“A estabilidade” no Grande Médio Oriente
Durante muitos anos a região do Grande Médio Oriente foi passando de uma crise para outra, mudando apenas alguns dos atores principais, criando alguns novos relacionamentos, mas permanecendo sem solução. Um a um, os países procuravam sem sucesso a estabilidade e o desenvolvimento, e, por uma série de razões, nunca o conseguiram.
Os últimos acontecimentos no Afeganistão são apenas mais uma prova de que a velha crise virá sempre à tona se a solução não for criada dentro das comunidades locais, sabendo que só a paz pode trazer-lhes uma vida normal. As diferenças religiosas ou as diferenças no entendimento da religião são apenas uma ferramenta, muito útil, para dividir as sociedades, empurrá-las para pegar em armas e começar a atirar contra as outras pessoas.

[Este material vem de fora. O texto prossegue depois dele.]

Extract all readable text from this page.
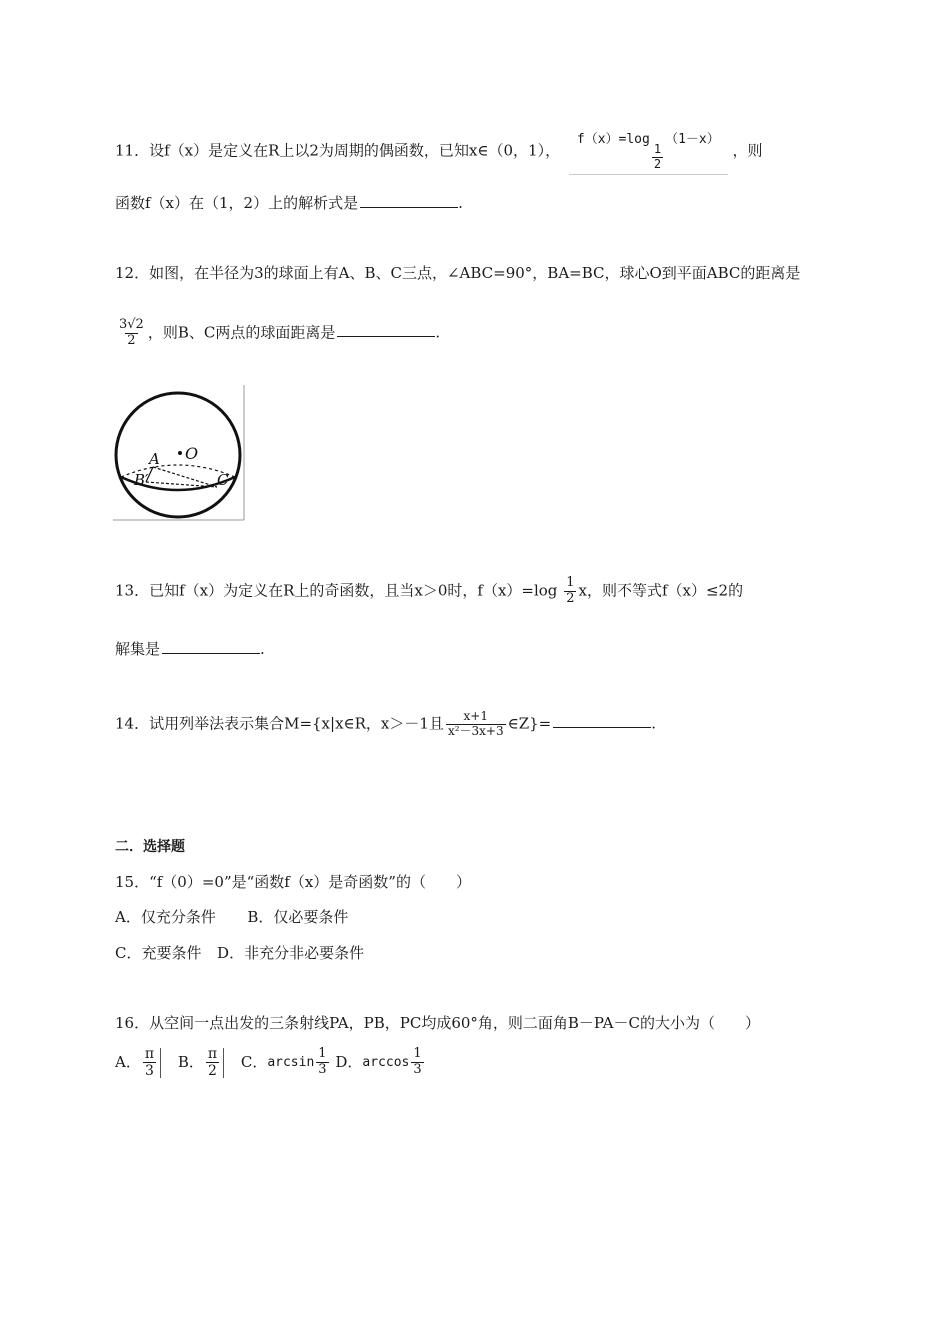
11．设f（x）是定义在R上以2为周期的偶函数，已知x∈（0，1）， f（x）=log
$\frac{1}{2}$
（1－x） ，则
函数f（x）在（1，2）上的解析式是	.
12．如图，在半径为3的球面上有A、B、C三点，∠ABC=90°，BA=BC，球心O到平面ABC的距离是
$\frac{3√2}{2}$ ，则B、C两点的球面距离是	.
A O
B′	C
13．已知f（x）为定义在R上的奇函数，且当x＞0时，$f(x)=\log \frac{1}{2}$ x，则不等式f（x）≤2的
解集是	.
14．试用列举法表示集合M={x|x∈R，x＞－1且 $\frac{x+1}{\text{x²－3x+3}}$ ∈Z}=	.
二．选择题
15．“f（0）=0”是“函数f（x）是奇函数”的（　　）
A．仅充分条件 B．仅必要条件
C．充要条件 D．非充分非必要条件
16．从空间一点出发的三条射线PA，PB，PC均成60°角，则二面角B－PA－C的大小为（　　）
A． $\frac{\pi}{3}$ B． $\frac{\pi}{2}$ C．$\arcsin \frac{1}{3}$ D．$\arccos \frac{1}{3}$
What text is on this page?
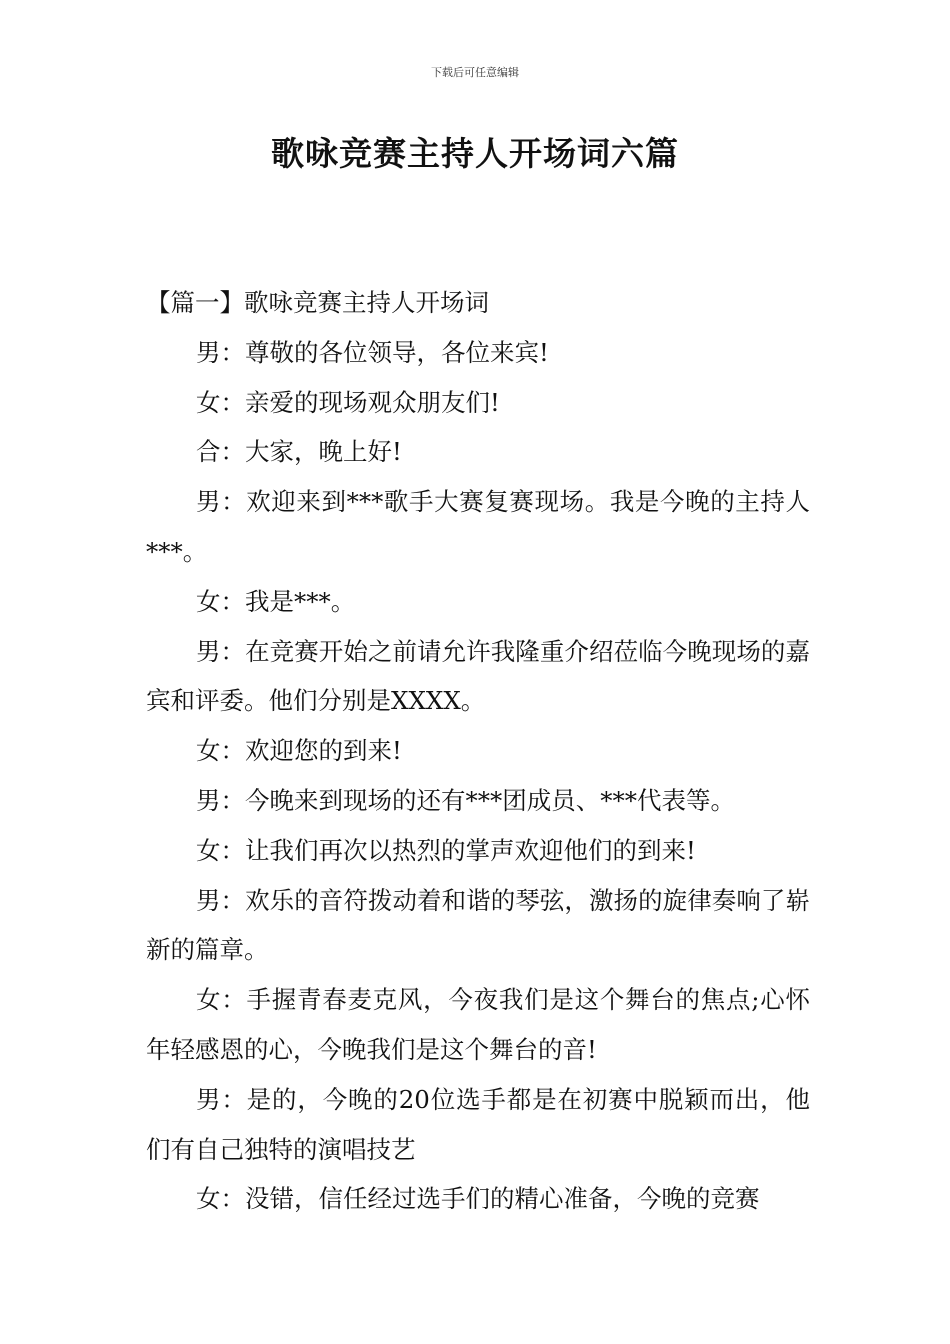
下载后可任意编辑
歌咏竞赛主持人开场词六篇

【篇一】歌咏竞赛主持人开场词

男：尊敬的各位领导，各位来宾!

女：亲爱的现场观众朋友们!

合：大家，晚上好!

男：欢迎来到***歌手大赛复赛现场。我是今晚的主持人***。

女：我是***。

男：在竞赛开始之前请允许我隆重介绍莅临今晚现场的嘉宾和评委。他们分别是XXXX。

女：欢迎您的到来!

男：今晚来到现场的还有***团成员、***代表等。

女：让我们再次以热烈的掌声欢迎他们的到来!

男：欢乐的音符拨动着和谐的琴弦，激扬的旋律奏响了崭新的篇章。

女：手握青春麦克风，今夜我们是这个舞台的焦点;心怀年轻感恩的心，今晚我们是这个舞台的音!

男：是的，今晚的20位选手都是在初赛中脱颖而出，他们有自己独特的演唱技艺

女：没错，信任经过选手们的精心准备，今晚的竞赛
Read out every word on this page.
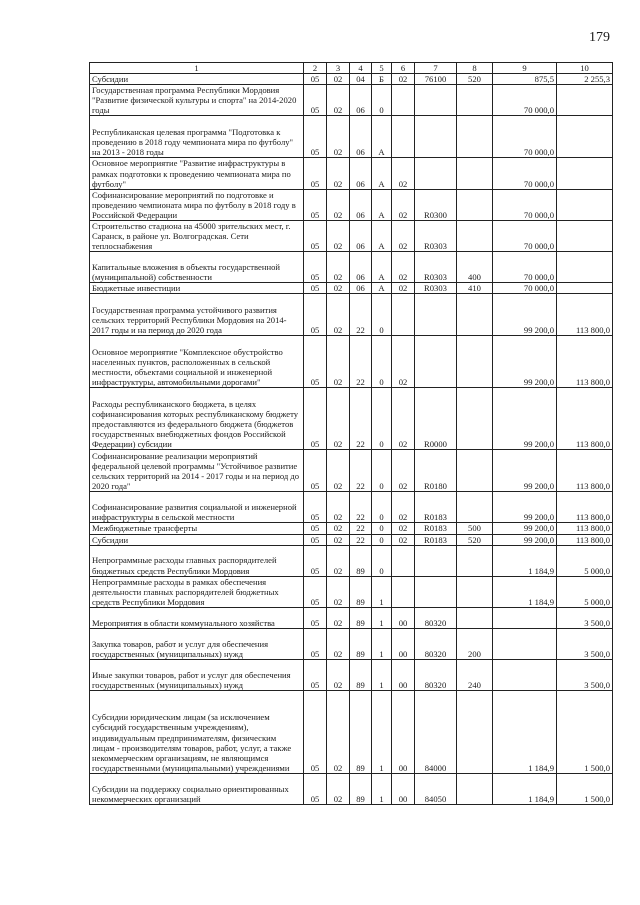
179
1	2	3	4	5	6	7	8	9	10
Субсидии	05	02	04	Б	02	76100	520	875,5	2 255,3
Государственная программа Республики Мордовия "Развитие физической культуры и спорта" на 2014-2020 годы	05	02	06	0				70 000,0	
Республиканская целевая программа "Подготовка к проведению в 2018 году чемпионата мира по футболу" на 2013 - 2018 годы	05	02	06	А				70 000,0	
Основное мероприятие "Развитие инфраструктуры в рамках подготовки к проведению чемпионата мира по футболу"	05	02	06	А	02			70 000,0	
Софинансирование мероприятий по подготовке и проведению чемпионата мира по футболу в 2018 году в Российской Федерации	05	02	06	А	02	R0300		70 000,0	
Строительство стадиона на 45000 зрительских мест, г. Саранск, в районе ул. Волгоградская. Сети теплоснабжения	05	02	06	А	02	R0303		70 000,0	
Капитальные вложения в объекты государственной (муниципальной) собственности	05	02	06	А	02	R0303	400	70 000,0	
Бюджетные инвестиции	05	02	06	А	02	R0303	410	70 000,0	
Государственная программа устойчивого развития сельских территорий Республики Мордовия на 2014-2017 годы и на период до 2020 года	05	02	22	0				99 200,0	113 800,0
Основное мероприятие "Комплексное обустройство населенных пунктов, расположенных в сельской местности, объектами социальной и инженерной инфраструктуры, автомобильными дорогами"	05	02	22	0	02			99 200,0	113 800,0
Расходы республиканского бюджета, в целях софинансирования которых республиканскому бюджету предоставляются из федерального бюджета (бюджетов государственных внебюджетных фондов Российской Федерации) субсидии	05	02	22	0	02	R0000		99 200,0	113 800,0
Софинансирование реализации мероприятий федеральной целевой программы "Устойчивое развитие сельских территорий на 2014 - 2017 годы и на период до 2020 года"	05	02	22	0	02	R0180		99 200,0	113 800,0
Софинансирование развития социальной и инженерной инфраструктуры в сельской местности	05	02	22	0	02	R0183		99 200,0	113 800,0
Межбюджетные трансферты	05	02	22	0	02	R0183	500	99 200,0	113 800,0
Субсидии	05	02	22	0	02	R0183	520	99 200,0	113 800,0
Непрограммные расходы главных распорядителей бюджетных средств Республики Мордовия	05	02	89	0				1 184,9	5 000,0
Непрограммные расходы в рамках обеспечения деятельности главных распорядителей бюджетных средств Республики Мордовия	05	02	89	1				1 184,9	5 000,0
Мероприятия в области коммунального хозяйства	05	02	89	1	00	80320			3 500,0
Закупка товаров, работ и услуг для обеспечения государственных (муниципальных) нужд	05	02	89	1	00	80320	200		3 500,0
Иные закупки товаров, работ и услуг для обеспечения государственных (муниципальных) нужд	05	02	89	1	00	80320	240		3 500,0
Субсидии юридическим лицам (за исключением субсидий государственным учреждениям), индивидуальным предпринимателям, физическим лицам - производителям товаров, работ, услуг, а также некоммерческим организациям, не являющимся государственными (муниципальными) учреждениями	05	02	89	1	00	84000		1 184,9	1 500,0
Субсидии на поддержку социально ориентированных некоммерческих организаций	05	02	89	1	00	84050		1 184,9	1 500,0
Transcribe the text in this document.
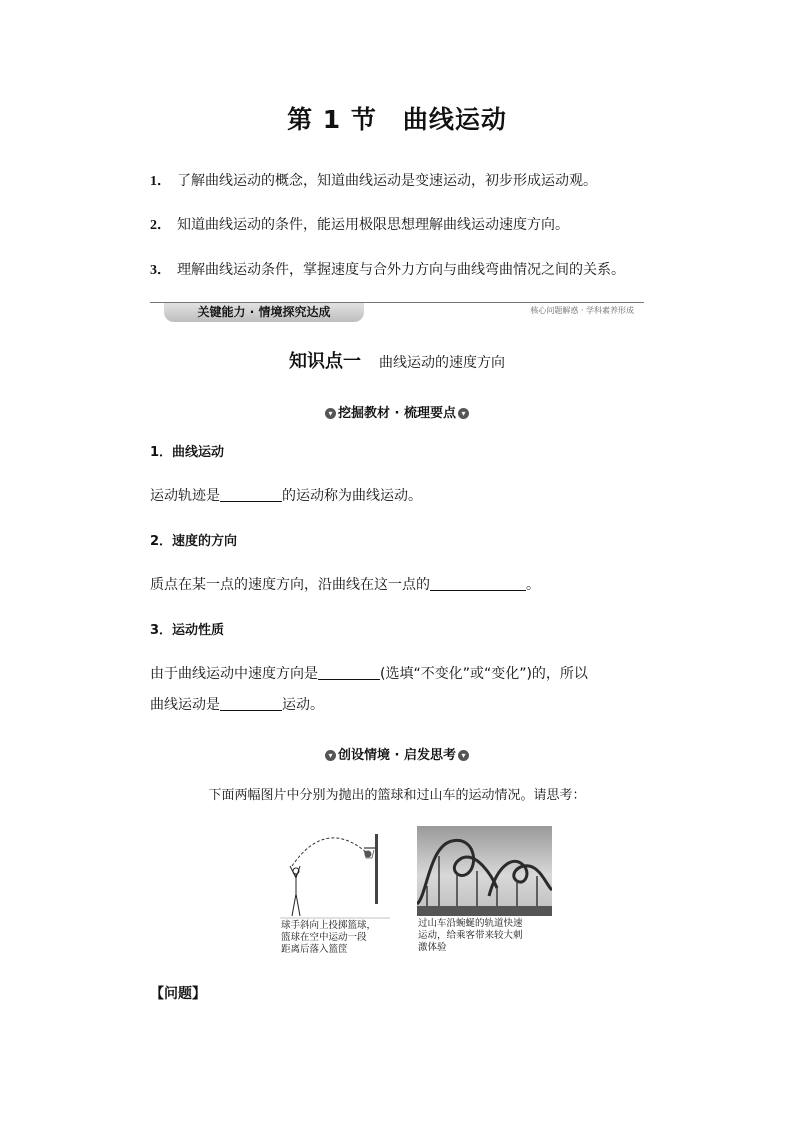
第 1 节　曲线运动
1． 了解曲线运动的概念，知道曲线运动是变速运动，初步形成运动观。
2． 知道曲线运动的条件，能运用极限思想理解曲线运动速度方向。
3． 理解曲线运动条件，掌握速度与合外力方向与曲线弯曲情况之间的关系。
关键能力 · 情境探究达成	核心问题解惑 · 学科素养形成
知识点一 曲线运动的速度方向
▾ 挖掘教材 · 梳理要点 ▾
1．曲线运动
运动轨迹是	的运动称为曲线运动。
2．速度的方向
质点在某一点的速度方向，沿曲线在这一点的	。
3．运动性质
由于曲线运动中速度方向是	(选填“不变化”或“变化”)的，所以
曲线运动是	运动。
▾ 创设情境 · 启发思考 ▾
下面两幅图片中分别为抛出的篮球和过山车的运动情况。请思考：
球手斜向上投掷篮球，
篮球在空中运动一段
距离后落入篮筐
过山车沿蜿蜒的轨道快速
运动，给乘客带来较大刺
激体验
【问题】
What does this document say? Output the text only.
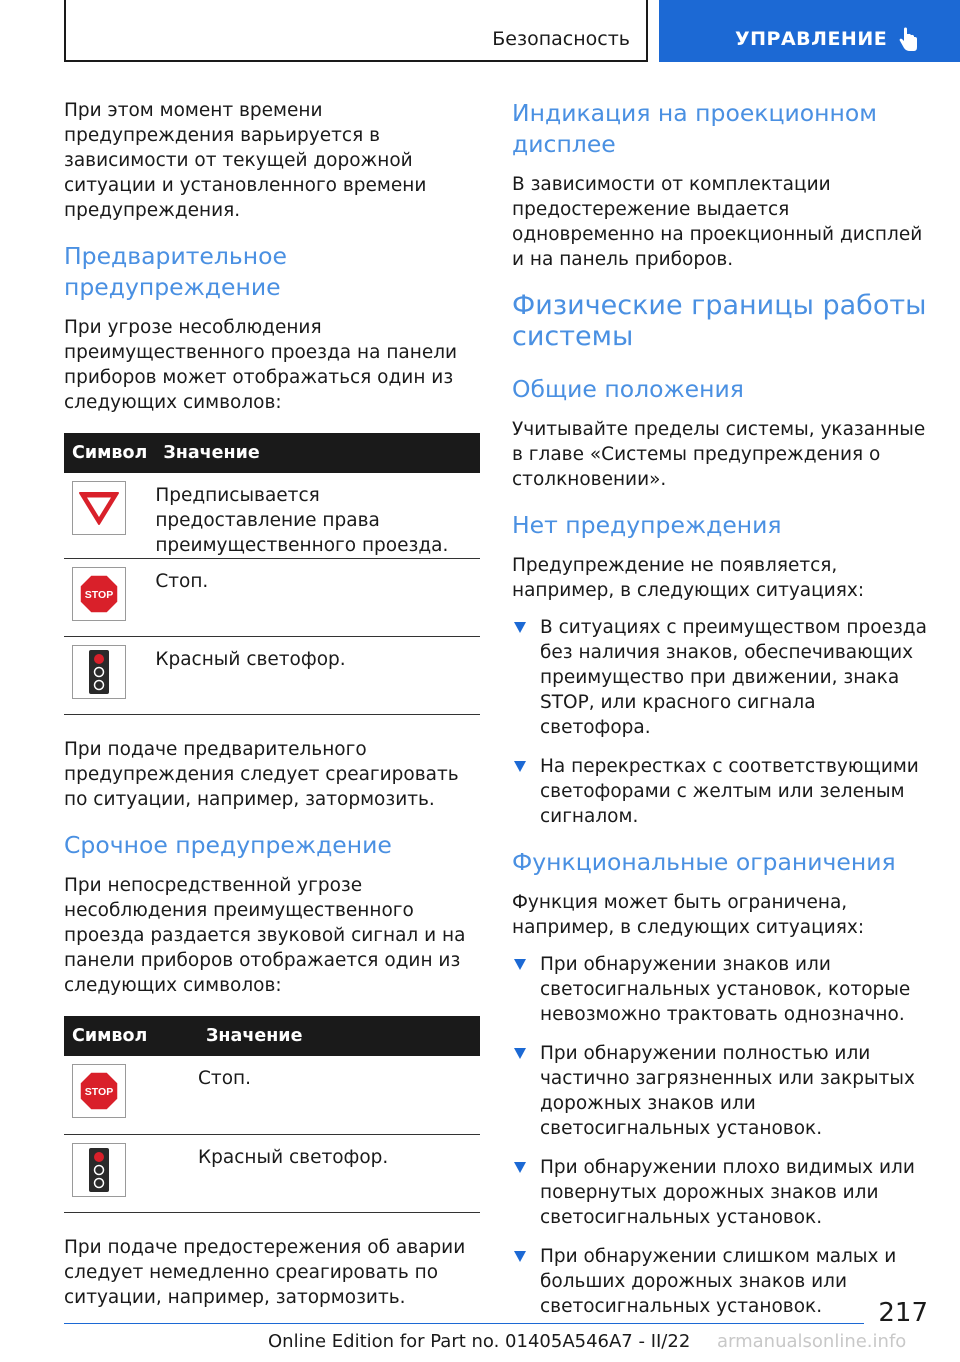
Безопасность	УПРАВЛЕНИЕ

При этом момент времени предупреждения варьируется в зависимости от текущей дорожной ситуации и установленного времени предупреждения.

Предварительное предупреждение

При угрозе несоблюдения преимущественного проезда на панели приборов может отображаться один из следующих символов:

Символ	Значение

	Предписывается предоставление права преимущественного проезда.

STOP	Стоп.

	Красный светофор.

При подаче предварительного предупреждения следует среагировать по ситуации, например, затормозить.

Срочное предупреждение

При непосредственной угрозе несоблюдения преимущественного проезда раздается звуковой сигнал и на панели приборов отображается один из следующих символов:

Символ	Значение

STOP	Стоп.

	Красный светофор.

При подаче предостережения об аварии следует немедленно среагировать по ситуации, например, затормозить.

Индикация на проекционном дисплее

В зависимости от комплектации предостережение выдается одновременно на проекционный дисплей и на панель приборов.

Физические границы работы системы
Общие положения

Учитывайте пределы системы, указанные в главе «Системы предупреждения о столкновении».

Нет предупреждения

Предупреждение не появляется, например, в следующих ситуациях:

В ситуациях с преимуществом проезда без наличия знаков, обеспечивающих преимущество при движении, знака STOP, или красного сигнала светофора.
На перекрестках с соответствующими светофорами с желтым или зеленым сигналом.
Функциональные ограничения

Функция может быть ограничена, например, в следующих ситуациях:

При обнаружении знаков или светосигнальных установок, которые невозможно трактовать однозначно.
При обнаружении полностью или частично загрязненных или закрытых дорожных знаков или светосигнальных установок.
При обнаружении плохо видимых или повернутых дорожных знаков или светосигнальных установок.
При обнаружении слишком малых и больших дорожных знаков или светосигнальных установок.	217
Online Edition for Part no. 01405A546A7 - II/22 armanualsonline.info
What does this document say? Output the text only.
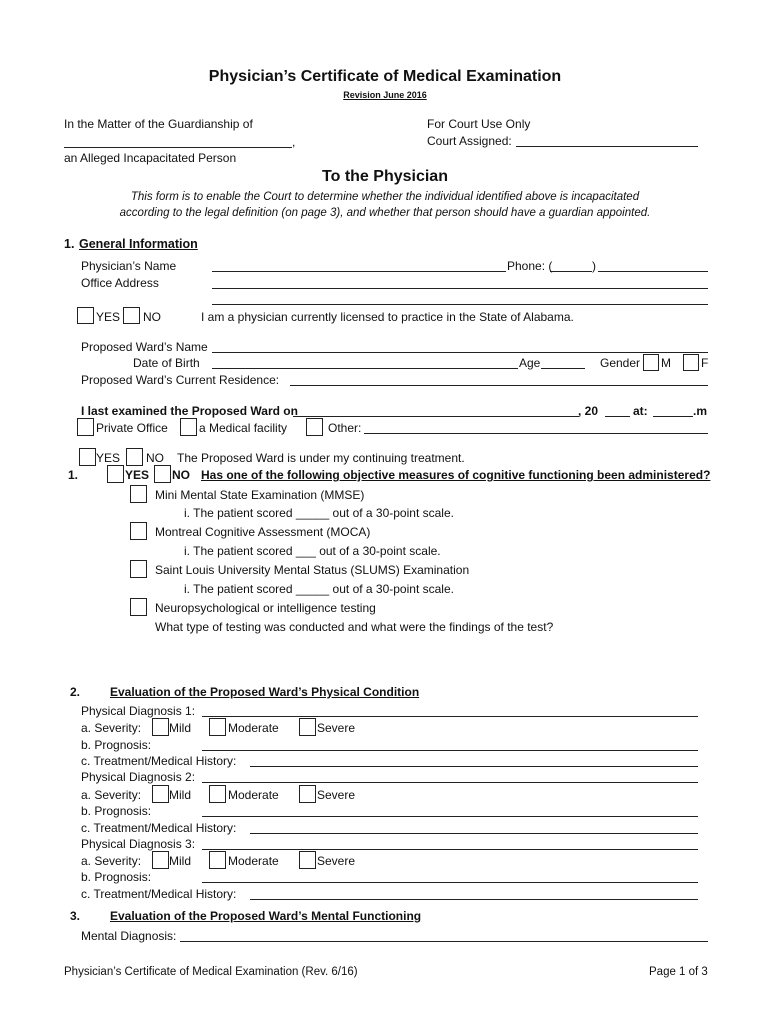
Physician’s Certificate of Medical Examination
Revision June 2016
In the Matter of the Guardianship of
,
an Alleged Incapacitated Person
For Court Use Only
Court Assigned:
To the Physician
This form is to enable the Court to determine whether the individual identified above is incapacitated
according to the legal definition (on page 3), and whether that person should have a guardian appointed.
1. General Information
Physician’s Name
Office Address
Phone: (	)
YES NO	I am a physician currently licensed to practice in the State of Alabama.
Proposed Ward’s Name
Date of Birth	Age	Gender M	F
Proposed Ward’s Current Residence:
I last examined the Proposed Ward on	, 20	at:	.m
Private Office	a Medical facility	Other:
YES NO The Proposed Ward is under my continuing treatment.
1.	YES NO Has one of the following objective measures of cognitive functioning been administered?
Mini Mental State Examination (MMSE)
i. The patient scored _____ out of a 30-point scale.
Montreal Cognitive Assessment (MOCA)
i. The patient scored ___ out of a 30-point scale.
Saint Louis University Mental Status (SLUMS) Examination
i. The patient scored _____ out of a 30-point scale.
Neuropsychological or intelligence testing
What type of testing was conducted and what were the findings of the test?
2. Evaluation of the Proposed Ward’s Physical Condition
Physical Diagnosis 1:
a. Severity: Mild	Moderate	Severe
b. Prognosis:
c. Treatment/Medical History:
Physical Diagnosis 2:
a. Severity: Mild	Moderate	Severe
b. Prognosis:
c. Treatment/Medical History:
Physical Diagnosis 3:
a. Severity: Mild	Moderate	Severe
b. Prognosis:
c. Treatment/Medical History:
3. Evaluation of the Proposed Ward’s Mental Functioning
Mental Diagnosis:
Physician’s Certificate of Medical Examination (Rev. 6/16)	Page 1 of 3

Algumas das guerras tiveram todos os elementos necessários para a explosão criados dentro dos países, algumas foram trazidas de fora por potências estrangeiras que lutavam para fortalecer os seus interesses e outras tiveram as duas características. No final torna-se quase irrelevante a razão do início da luta, o que foi diferente no início em comparação com os vizinhos, porque o fim é sempre o mesmo. O país fica dividido, não só por ideologias, mas também por armas, diferentes grupos controlam diferentes regiões e as autoridades centrais tornam-se apenas um lembrete da incapacidade de unir o povo e fazê-lo entender o que é necessário para uma vida normal.
A palavra mágica é “estabilidade”. Isso significa segurança, como o primeiro pré-requisito para construir sobre ela uma sociedade livre, depois as instituições que podem funcionar livremente no controlo do Estado e do Estado de direito, igual para todos. A não identificação com todo o país, independentemente de etnias, religião, ideologia ou visão política, não pode resultar na construção de uma sociedade democrática (claro que com o respeito por todas as diferenças), baseada nos mesmos padrões em todo o mundo. No caso do Grande Médio Oriente, as coisas são diferentes. Sempre houve alguns regimes autoritários, que foram capazes de criar a “estabilidade” segundo os seus próprios termos, incluindo a segurança (se a pessoa não estivesse na oposição ao regime). Em alguns casos, esses regimes tornaram-se uma ameaça para os seus vizinhos (Iraque de Saddam Hussein) e as potências estrangeiras decidiram substituí-los. Noutros casos, a população local começou a opor-se ao regime (Síria, Líbia), mas era demasiado fraca para conseguir mudá-lo. As potências estrangeiras viram aí a sua oportunidade de intervir na esperança de estabelecer governos “amigáveis” de acordo com os seus próprios interesses. O problema era se houvesse mais de uma potência estrangeira a tentar fazer o mesmo, mas com diferentes atores locais (novamente a Síria). No caso de outros (Líbano), as guerras civis duradouras e as diferenças étnicas e religiosas que produziram instabilidade fizeram com que as consequências da pandemia da covid-19 para as economias locais fossem quase o último golpe para empurrar o país para outra catástrofe.
A estabilidade perdeu o seu significado em grande escala. Ele foi totalmente dividido nas diferentes “estabilidades” das regiões com os diferentes provedores. Esses países já não estão unidos e não há hipótese de que o estejam num futuro próximo. Cada estabilidade a nível do país não pode ser estabelecida pela força militar das potências estrangeiras. Elas chegariam como libertadores e aos poucos mudariam o seu papel para ocupantes, antes de finalmente decidirem voltar para casa, apagando qualquer responsabilidade pelas consequências de todo o assunto.
É sabido que se se desmontar qualquer sistema de segurança de um país sem construir um novo, baseado nos poderes locais, que cobriria todo o país, o fracasso está assegurado. É bem possível que toda a ideia de “libertar” outras pessoas fosse errada e inviável desde o início, baseando-se apenas no poder estrangeiro e erroneamente aconselhado pelos políticos locais, tentando viver à sombra da força da grande potência.
O que ficou para trás é óbvio na comunicação social. Esses países estão divididos, incapazes de funcionar como uma entidade, não há segurança. Assim, não há investimentos, não há democracia, há apenas o custo do equipamento militar, dos salários dos soldados e dos seus treinadores estrangeiros.
O conceito está, obviamente, errado.
As diferenças religiosas ou as diferenças no entendimento da religião são apenas uma ferramenta, muito útil, para dividir as sociedades, empurrá-las para pegar em armas e começar a atirar contra as outras pessoas.